こいつ、俺の嫁。





予想に反した答えに驚く。
まさか三輪田くんが料理やお菓子作りをするなんて…意外すぎる。




三輪田くんが言うには三輪田くんには弟と妹が二人ずついて、お菓子食べたいと言われお菓子を作ってあげたら、自分がお菓子作りにハマってしまったらしい。




きっかけが何だか可愛らしいというか兄弟思いでいい人だな。




「そっか。でも三輪田くん器用そうだからきっと色んなもの作れそうだね!」


「……そんなこと……ないッス……」




三輪田くんに微笑むと、三輪田くんすぐ顔を横に逸らしてしまった。




あ、耳が赤くなってる。
照れるところも可愛らしいな。




「…………付き合ってるんスね…………黒岡さんと…」


「え?あ、うん。そうなんだ」




たまっていた食器をひとまず洗い終えて出していた水を止めたら三輪田くんが聞いてきた。
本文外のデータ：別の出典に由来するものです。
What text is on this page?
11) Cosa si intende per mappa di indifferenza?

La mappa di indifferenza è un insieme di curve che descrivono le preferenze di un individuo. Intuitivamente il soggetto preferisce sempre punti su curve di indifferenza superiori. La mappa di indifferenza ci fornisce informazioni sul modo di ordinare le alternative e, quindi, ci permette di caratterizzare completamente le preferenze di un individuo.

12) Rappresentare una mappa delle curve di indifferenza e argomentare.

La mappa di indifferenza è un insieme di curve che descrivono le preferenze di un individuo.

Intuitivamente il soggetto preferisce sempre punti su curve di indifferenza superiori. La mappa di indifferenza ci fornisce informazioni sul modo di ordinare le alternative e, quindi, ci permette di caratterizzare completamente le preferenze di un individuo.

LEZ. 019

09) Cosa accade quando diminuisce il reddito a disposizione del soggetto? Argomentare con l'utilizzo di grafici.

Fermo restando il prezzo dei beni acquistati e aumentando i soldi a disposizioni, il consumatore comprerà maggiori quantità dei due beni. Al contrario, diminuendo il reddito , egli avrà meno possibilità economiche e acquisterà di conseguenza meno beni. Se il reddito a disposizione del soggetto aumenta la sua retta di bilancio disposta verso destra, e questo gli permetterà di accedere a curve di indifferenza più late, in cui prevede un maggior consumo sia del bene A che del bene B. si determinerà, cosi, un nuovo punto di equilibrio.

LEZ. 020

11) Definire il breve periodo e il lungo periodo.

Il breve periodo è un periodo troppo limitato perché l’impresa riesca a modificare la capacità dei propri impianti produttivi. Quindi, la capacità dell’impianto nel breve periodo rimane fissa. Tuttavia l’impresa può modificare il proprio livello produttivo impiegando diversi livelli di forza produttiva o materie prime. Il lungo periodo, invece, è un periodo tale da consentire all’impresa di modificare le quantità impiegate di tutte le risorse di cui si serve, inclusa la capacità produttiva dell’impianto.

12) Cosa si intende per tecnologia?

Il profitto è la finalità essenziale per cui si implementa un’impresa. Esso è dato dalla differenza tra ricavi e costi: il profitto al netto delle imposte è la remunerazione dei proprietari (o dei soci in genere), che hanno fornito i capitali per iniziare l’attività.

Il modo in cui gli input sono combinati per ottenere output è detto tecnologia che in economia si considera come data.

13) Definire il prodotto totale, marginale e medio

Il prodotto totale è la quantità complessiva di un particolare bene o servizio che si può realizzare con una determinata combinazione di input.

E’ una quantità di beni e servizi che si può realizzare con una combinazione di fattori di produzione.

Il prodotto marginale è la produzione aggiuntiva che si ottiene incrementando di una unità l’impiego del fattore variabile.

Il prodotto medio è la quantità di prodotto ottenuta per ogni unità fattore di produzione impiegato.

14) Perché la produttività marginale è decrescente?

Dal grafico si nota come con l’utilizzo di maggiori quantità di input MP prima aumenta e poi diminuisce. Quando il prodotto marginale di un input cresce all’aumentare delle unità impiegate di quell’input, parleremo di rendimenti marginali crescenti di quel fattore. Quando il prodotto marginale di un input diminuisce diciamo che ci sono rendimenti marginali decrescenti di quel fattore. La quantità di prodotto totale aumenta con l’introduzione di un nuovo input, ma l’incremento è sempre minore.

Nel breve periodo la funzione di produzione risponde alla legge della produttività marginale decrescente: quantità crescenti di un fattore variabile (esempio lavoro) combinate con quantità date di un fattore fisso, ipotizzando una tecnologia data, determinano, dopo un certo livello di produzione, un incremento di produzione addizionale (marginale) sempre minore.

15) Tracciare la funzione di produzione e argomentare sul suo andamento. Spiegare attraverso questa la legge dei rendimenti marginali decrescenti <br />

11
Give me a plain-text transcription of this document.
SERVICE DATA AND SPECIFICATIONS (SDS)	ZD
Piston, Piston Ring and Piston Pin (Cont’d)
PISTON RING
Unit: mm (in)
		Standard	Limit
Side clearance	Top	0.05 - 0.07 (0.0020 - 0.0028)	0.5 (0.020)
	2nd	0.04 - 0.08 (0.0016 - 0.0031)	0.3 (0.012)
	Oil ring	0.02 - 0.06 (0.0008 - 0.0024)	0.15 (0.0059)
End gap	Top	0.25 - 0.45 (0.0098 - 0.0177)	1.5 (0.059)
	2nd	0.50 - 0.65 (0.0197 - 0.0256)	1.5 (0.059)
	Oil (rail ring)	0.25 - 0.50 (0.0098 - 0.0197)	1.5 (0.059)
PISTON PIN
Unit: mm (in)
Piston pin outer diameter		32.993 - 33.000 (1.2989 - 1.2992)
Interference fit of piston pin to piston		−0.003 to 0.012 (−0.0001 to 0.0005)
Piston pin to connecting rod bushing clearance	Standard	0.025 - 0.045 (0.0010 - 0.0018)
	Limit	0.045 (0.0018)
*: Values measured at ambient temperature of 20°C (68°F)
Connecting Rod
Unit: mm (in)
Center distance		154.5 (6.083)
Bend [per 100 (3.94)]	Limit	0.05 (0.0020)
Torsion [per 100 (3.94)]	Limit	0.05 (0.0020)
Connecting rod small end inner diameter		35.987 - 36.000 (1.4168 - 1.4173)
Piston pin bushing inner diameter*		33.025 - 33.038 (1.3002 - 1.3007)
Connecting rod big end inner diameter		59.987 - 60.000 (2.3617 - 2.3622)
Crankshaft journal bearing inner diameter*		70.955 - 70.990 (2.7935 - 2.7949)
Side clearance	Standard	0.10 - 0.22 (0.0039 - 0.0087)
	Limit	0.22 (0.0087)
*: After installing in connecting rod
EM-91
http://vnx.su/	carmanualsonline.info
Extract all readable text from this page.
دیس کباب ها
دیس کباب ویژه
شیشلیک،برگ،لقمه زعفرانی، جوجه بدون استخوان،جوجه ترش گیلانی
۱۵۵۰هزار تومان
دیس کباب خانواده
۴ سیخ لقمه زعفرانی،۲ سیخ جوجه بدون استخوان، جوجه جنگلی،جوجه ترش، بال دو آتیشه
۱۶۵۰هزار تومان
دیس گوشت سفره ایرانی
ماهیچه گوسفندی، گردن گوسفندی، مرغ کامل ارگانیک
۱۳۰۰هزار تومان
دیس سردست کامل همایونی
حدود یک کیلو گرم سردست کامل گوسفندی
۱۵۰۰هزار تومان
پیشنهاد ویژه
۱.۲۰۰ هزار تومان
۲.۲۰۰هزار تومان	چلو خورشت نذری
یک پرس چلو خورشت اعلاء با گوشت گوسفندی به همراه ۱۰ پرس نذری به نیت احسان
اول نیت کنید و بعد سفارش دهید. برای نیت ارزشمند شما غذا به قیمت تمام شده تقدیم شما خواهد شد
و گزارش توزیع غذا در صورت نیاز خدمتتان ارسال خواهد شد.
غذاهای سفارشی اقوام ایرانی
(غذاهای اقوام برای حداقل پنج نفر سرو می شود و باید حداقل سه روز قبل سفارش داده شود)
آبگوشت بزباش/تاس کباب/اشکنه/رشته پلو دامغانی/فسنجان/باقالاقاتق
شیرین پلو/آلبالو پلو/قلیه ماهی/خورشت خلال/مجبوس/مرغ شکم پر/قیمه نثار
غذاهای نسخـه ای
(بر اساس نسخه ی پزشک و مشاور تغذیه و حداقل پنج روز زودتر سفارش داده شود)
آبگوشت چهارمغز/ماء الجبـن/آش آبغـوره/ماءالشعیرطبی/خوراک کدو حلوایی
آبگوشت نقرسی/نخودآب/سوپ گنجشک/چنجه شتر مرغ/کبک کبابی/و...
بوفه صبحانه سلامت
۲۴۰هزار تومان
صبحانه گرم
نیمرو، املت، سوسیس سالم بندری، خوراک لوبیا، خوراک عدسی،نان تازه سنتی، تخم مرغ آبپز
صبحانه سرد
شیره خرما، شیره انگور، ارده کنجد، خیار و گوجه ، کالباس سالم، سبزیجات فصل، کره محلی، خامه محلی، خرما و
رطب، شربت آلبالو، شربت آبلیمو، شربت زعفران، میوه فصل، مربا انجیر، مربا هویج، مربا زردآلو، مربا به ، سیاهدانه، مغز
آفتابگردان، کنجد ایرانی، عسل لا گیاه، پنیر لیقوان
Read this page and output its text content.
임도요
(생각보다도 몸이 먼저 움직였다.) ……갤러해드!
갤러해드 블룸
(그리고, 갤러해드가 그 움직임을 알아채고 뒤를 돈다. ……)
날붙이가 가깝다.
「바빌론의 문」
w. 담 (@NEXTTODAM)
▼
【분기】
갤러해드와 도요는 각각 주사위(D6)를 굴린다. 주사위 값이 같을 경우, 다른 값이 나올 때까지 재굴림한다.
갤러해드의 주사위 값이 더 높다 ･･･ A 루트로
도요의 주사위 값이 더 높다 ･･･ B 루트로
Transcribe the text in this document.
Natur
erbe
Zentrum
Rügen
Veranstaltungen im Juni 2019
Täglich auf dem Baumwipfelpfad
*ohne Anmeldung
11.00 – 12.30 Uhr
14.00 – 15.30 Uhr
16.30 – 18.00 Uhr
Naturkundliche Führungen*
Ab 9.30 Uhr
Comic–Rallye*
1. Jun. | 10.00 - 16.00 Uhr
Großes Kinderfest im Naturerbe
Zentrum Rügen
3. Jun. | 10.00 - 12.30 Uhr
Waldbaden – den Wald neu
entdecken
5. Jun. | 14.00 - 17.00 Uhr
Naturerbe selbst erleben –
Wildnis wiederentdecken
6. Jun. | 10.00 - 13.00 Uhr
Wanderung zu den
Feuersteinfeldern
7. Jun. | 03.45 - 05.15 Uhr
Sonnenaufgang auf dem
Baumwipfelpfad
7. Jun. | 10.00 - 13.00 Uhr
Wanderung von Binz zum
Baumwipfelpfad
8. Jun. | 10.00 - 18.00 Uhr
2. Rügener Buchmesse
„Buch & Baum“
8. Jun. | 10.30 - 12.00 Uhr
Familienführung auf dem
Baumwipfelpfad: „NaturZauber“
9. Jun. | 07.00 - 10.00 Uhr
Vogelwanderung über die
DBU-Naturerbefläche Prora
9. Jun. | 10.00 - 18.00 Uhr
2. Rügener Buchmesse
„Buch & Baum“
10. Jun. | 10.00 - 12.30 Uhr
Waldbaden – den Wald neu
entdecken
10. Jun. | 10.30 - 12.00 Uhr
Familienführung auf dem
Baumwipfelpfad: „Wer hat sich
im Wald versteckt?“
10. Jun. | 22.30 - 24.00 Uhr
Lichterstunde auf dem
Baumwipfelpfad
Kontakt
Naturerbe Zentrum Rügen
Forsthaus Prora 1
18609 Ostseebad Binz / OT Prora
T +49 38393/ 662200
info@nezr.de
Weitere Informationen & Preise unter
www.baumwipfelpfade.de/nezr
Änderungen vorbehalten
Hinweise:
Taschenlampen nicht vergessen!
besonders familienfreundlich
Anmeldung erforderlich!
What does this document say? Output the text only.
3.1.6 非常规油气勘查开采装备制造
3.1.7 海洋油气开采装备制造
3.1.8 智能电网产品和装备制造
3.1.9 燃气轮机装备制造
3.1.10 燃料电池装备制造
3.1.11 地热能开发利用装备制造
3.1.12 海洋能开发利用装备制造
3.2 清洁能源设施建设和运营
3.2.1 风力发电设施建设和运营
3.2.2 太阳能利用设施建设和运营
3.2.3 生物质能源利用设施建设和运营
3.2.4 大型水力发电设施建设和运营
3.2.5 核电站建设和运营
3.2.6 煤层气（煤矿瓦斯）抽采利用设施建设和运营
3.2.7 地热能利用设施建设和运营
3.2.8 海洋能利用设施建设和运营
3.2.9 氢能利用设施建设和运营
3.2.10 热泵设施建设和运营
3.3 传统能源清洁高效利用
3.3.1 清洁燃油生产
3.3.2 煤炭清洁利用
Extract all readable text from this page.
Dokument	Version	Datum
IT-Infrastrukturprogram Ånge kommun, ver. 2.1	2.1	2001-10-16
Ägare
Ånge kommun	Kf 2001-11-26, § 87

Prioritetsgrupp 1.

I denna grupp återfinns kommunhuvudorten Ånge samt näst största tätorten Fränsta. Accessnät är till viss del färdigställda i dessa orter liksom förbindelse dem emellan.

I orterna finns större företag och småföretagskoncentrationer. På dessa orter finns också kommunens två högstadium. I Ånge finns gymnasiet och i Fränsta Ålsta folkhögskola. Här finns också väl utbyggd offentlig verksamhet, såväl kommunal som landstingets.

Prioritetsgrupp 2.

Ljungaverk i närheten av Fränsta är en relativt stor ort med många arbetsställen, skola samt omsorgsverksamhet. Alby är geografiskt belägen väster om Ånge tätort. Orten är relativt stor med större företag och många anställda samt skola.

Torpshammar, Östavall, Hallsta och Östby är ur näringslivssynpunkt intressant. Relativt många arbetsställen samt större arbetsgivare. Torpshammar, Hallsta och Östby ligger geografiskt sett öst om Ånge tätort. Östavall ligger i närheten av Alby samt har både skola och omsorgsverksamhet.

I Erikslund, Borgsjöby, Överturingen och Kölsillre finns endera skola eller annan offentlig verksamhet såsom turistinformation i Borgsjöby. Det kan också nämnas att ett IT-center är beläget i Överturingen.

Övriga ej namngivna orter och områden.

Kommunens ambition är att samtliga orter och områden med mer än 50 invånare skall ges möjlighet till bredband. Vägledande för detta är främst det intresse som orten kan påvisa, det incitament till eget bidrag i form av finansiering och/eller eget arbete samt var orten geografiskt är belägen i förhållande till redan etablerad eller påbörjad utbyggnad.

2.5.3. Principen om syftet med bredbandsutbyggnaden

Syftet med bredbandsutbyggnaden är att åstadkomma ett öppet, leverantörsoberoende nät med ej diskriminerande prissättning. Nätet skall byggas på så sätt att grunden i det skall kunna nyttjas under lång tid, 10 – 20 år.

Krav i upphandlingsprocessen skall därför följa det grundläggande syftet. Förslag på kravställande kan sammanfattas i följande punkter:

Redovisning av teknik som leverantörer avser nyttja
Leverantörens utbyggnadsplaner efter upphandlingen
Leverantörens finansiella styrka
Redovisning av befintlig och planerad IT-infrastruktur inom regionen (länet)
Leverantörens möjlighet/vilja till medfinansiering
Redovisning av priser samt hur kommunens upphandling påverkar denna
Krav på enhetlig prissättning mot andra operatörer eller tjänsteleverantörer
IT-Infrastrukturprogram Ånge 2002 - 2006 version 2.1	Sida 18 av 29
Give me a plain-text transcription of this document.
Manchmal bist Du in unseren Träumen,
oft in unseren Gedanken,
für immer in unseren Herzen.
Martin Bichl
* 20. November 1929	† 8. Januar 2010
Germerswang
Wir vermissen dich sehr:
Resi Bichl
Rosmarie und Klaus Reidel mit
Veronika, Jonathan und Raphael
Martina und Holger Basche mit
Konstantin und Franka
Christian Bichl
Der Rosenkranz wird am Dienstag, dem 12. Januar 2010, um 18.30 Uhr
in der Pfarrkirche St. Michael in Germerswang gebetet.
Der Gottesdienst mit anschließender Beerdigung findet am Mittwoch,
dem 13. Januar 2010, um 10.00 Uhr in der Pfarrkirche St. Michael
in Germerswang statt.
テツの話になると恥ずかしくなって自然と顔が熱くなる。




「…………いつから…ッスか?」


「……お、幼馴染みとしては小学生になってから一緒だけど、付き合い出したのは三ヶ月くらい前なの」




あぁ!なんかすごく恥ずかしい!
テツが彼氏だって言えるようになって嬉しいけど、いざ誰かに話すとなると恥ずかしくてどうにかなりそう。




「…………そう…ッスか…………せっかく見つけたと思ったのに…」


「え、何?何か言った?」


「……いや、……何でもない……ッス……」




三輪田くんが顔を上げて前をじっと見ていたので、何かあるのかとつられるように前を見た。